During many of those early years, I also taught computer classes at Mead Hall. There we progressed from Macintosh SE-2s to early iMacs, iBooks, etc., and from keyboard-driven computers to mouses (sorry, my word for more than one mouse) to touchpads. A friend at SRS once observed that when the Site went from Mac SEs to SE-2s, he asked, “When are we ever going to need 2 MB of ram?”

Look at us now!

Today it takes 7 or 8 MB just to turn the computer on or to do basic word processing.

Our schools have had to adjust to guiding study online. I have four grandchildren who are studying totally through virtual means this semester. They have virtual teachers, classroom teachers (though they aren’t in the classroom) and a new dependence on their internet connection to make that happen. I have one grandchild doing the hybrid program, so she’s in a very different classroom two days a week and working on a computer the other three. And I have one grandchild in kindergarten every day where she’s also in daycare. (My seventh grandchild is 3, so her mom has devised a plan, but not through a formal school.)

Although my church returned to worship in the church building in July, you’ll still find me in my sunroom on Sunday mornings, participating in worship through online streaming. And I’m not sure when that will change.

But perhaps the biggest challenge – and maybe the longest lasting change – has come in the workplace. Many folks have found they can get as much done at home as they were doing in the office. I heard an attorney recently talking about the office building his firm had just completed and moved into as the pandemic hit. Now he’s asking, “Why do we need it?” In my own family, daughter Liz works for Clemson, and as students prepare to return to campus, her department discussed their timetable. Liz’s boss has said work has gone so well through Zoom that she saw no reason to return to the “norm” until September 2021.

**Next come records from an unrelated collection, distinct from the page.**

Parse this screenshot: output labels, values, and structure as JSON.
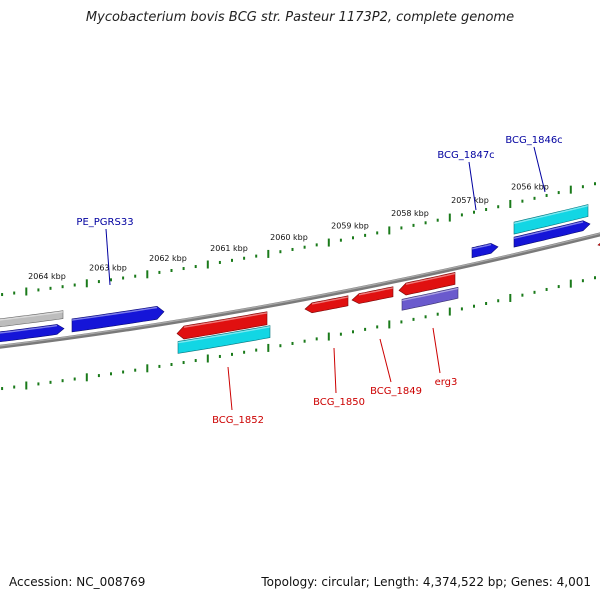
{
  "title": "Mycobacterium bovis BCG str. Pasteur 1173P2, complete genome",
  "footer": {
    "accession": "Accession: NC_008769",
    "summary": "Topology: circular; Length: 4,374,522 bp; Genes: 4,001"
  },
  "colors": {
    "forward_gene": "#1515d8",
    "reverse_gene": "#e01010",
    "cds_cyan": "#12d6e4",
    "pseudo_gray": "#bdbdbd",
    "purple": "#6a5acd",
    "backbone": "#7a7a7a",
    "ticks": "#1a7a1a",
    "forward_label": "#0000a0",
    "reverse_label": "#cc0000"
  },
  "scale_labels": [
    {
      "text": "2064 kbp"
    },
    {
      "text": "2063 kbp"
    },
    {
      "text": "2062 kbp"
    },
    {
      "text": "2061 kbp"
    },
    {
      "text": "2060 kbp"
    },
    {
      "text": "2059 kbp"
    },
    {
      "text": "2058 kbp"
    },
    {
      "text": "2057 kbp"
    },
    {
      "text": "2056 kbp"
    }
  ],
  "gene_labels": {
    "forward": [
      "PE_PGRS33",
      "BCG_1847c",
      "BCG_1846c"
    ],
    "reverse": [
      "BCG_1852",
      "BCG_1850",
      "BCG_1849",
      "erg3"
    ]
  }
}
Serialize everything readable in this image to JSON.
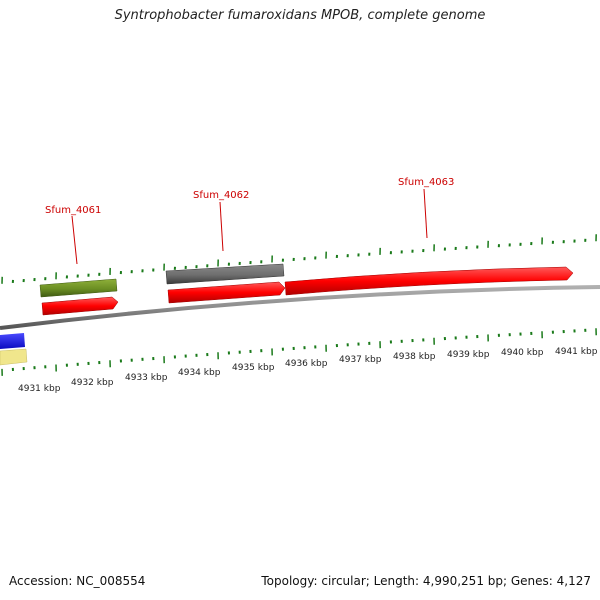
{
  "title": "Syntrophobacter fumaroxidans MPOB, complete genome",
  "footer": {
    "accession": "Accession: NC_008554",
    "summary": "Topology: circular; Length: 4,990,251 bp; Genes: 4,127"
  },
  "colors": {
    "tick": "#1a7a1a",
    "cds_forward": "#ff0000",
    "gene_label": "#cc0000",
    "green_feature": "#6b8e23",
    "gray_feature": "#6e6e6e",
    "backbone": "#8c8c8c",
    "blue_feature": "#1414e6",
    "khaki_feature": "#f0e68c"
  },
  "scale_labels": [
    "4931 kbp",
    "4932 kbp",
    "4933 kbp",
    "4934 kbp",
    "4935 kbp",
    "4936 kbp",
    "4937 kbp",
    "4938 kbp",
    "4939 kbp",
    "4940 kbp",
    "4941 kbp"
  ],
  "gene_labels": [
    "Sfum_4061",
    "Sfum_4062",
    "Sfum_4063"
  ]
}
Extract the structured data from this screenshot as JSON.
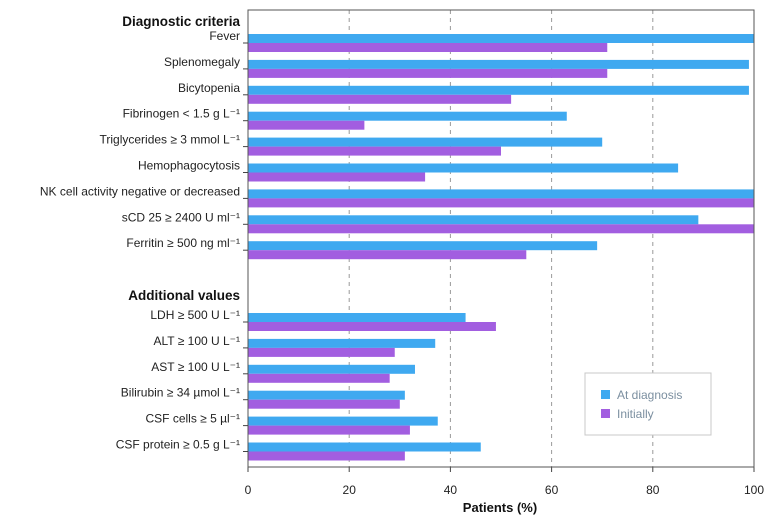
{
  "chart_data": {
    "type": "bar",
    "orientation": "horizontal",
    "xlabel": "Patients (%)",
    "xlim": [
      0,
      100
    ],
    "xticks": [
      "0",
      "20",
      "40",
      "60",
      "80",
      "100"
    ],
    "grid": "vertical dashed",
    "legend_position": "bottom-right",
    "sections": [
      {
        "title": "Diagnostic criteria",
        "categories": [
          "Fever",
          "Splenomegaly",
          "Bicytopenia",
          "Fibrinogen < 1.5 g L⁻¹",
          "Triglycerides ≥ 3 mmol L⁻¹",
          "Hemophagocytosis",
          "NK cell activity negative or decreased",
          "sCD 25 ≥ 2400 U ml⁻¹",
          "Ferritin ≥ 500 ng ml⁻¹"
        ],
        "at_diagnosis": [
          100,
          99,
          99,
          63,
          70,
          85,
          100,
          89,
          69
        ],
        "initially": [
          71,
          71,
          52,
          23,
          50,
          35,
          100,
          100,
          55
        ]
      },
      {
        "title": "Additional values",
        "categories": [
          "LDH ≥ 500 U L⁻¹",
          "ALT ≥ 100 U L⁻¹",
          "AST ≥ 100 U L⁻¹",
          "Bilirubin ≥ 34 µmol L⁻¹",
          "CSF cells ≥ 5 µl⁻¹",
          "CSF protein ≥ 0.5 g L⁻¹"
        ],
        "at_diagnosis": [
          43,
          37,
          33,
          31,
          37.5,
          46
        ],
        "initially": [
          49,
          29,
          28,
          30,
          32,
          31
        ]
      }
    ],
    "series": [
      {
        "name": "At diagnosis",
        "color": "#3fa9f0"
      },
      {
        "name": "Initially",
        "color": "#a25ee0"
      }
    ]
  }
}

Zoom! Who had ever heard of Zoom or Microsoft Teams before the pandemic? Now, I’m questioning when I will feel compelled to attend certain meetings in person ever again. The North Augusta Forward board has been meeting in person and through Zoom, so I can “attend” that way. I’m also on the SRS Citizens Advisory Council. We will continue to meet via Zoom until sometime in 2021. I’m attending classes at USCA’s Academy of Lifelong Learning, and this year we can either attend through MSN Teams or in person (with proper social distancing, of course). This means I can attend even when I’m out of town or even if I were to move far away.

It’s a brave new world yet again where technology is concerned. And, as a former managing editor at the Aiken Standard liked to say, “The world is changing, and if you’re not changing, you’re dead.” I’m not ready for that yet, so I’m embracing the change.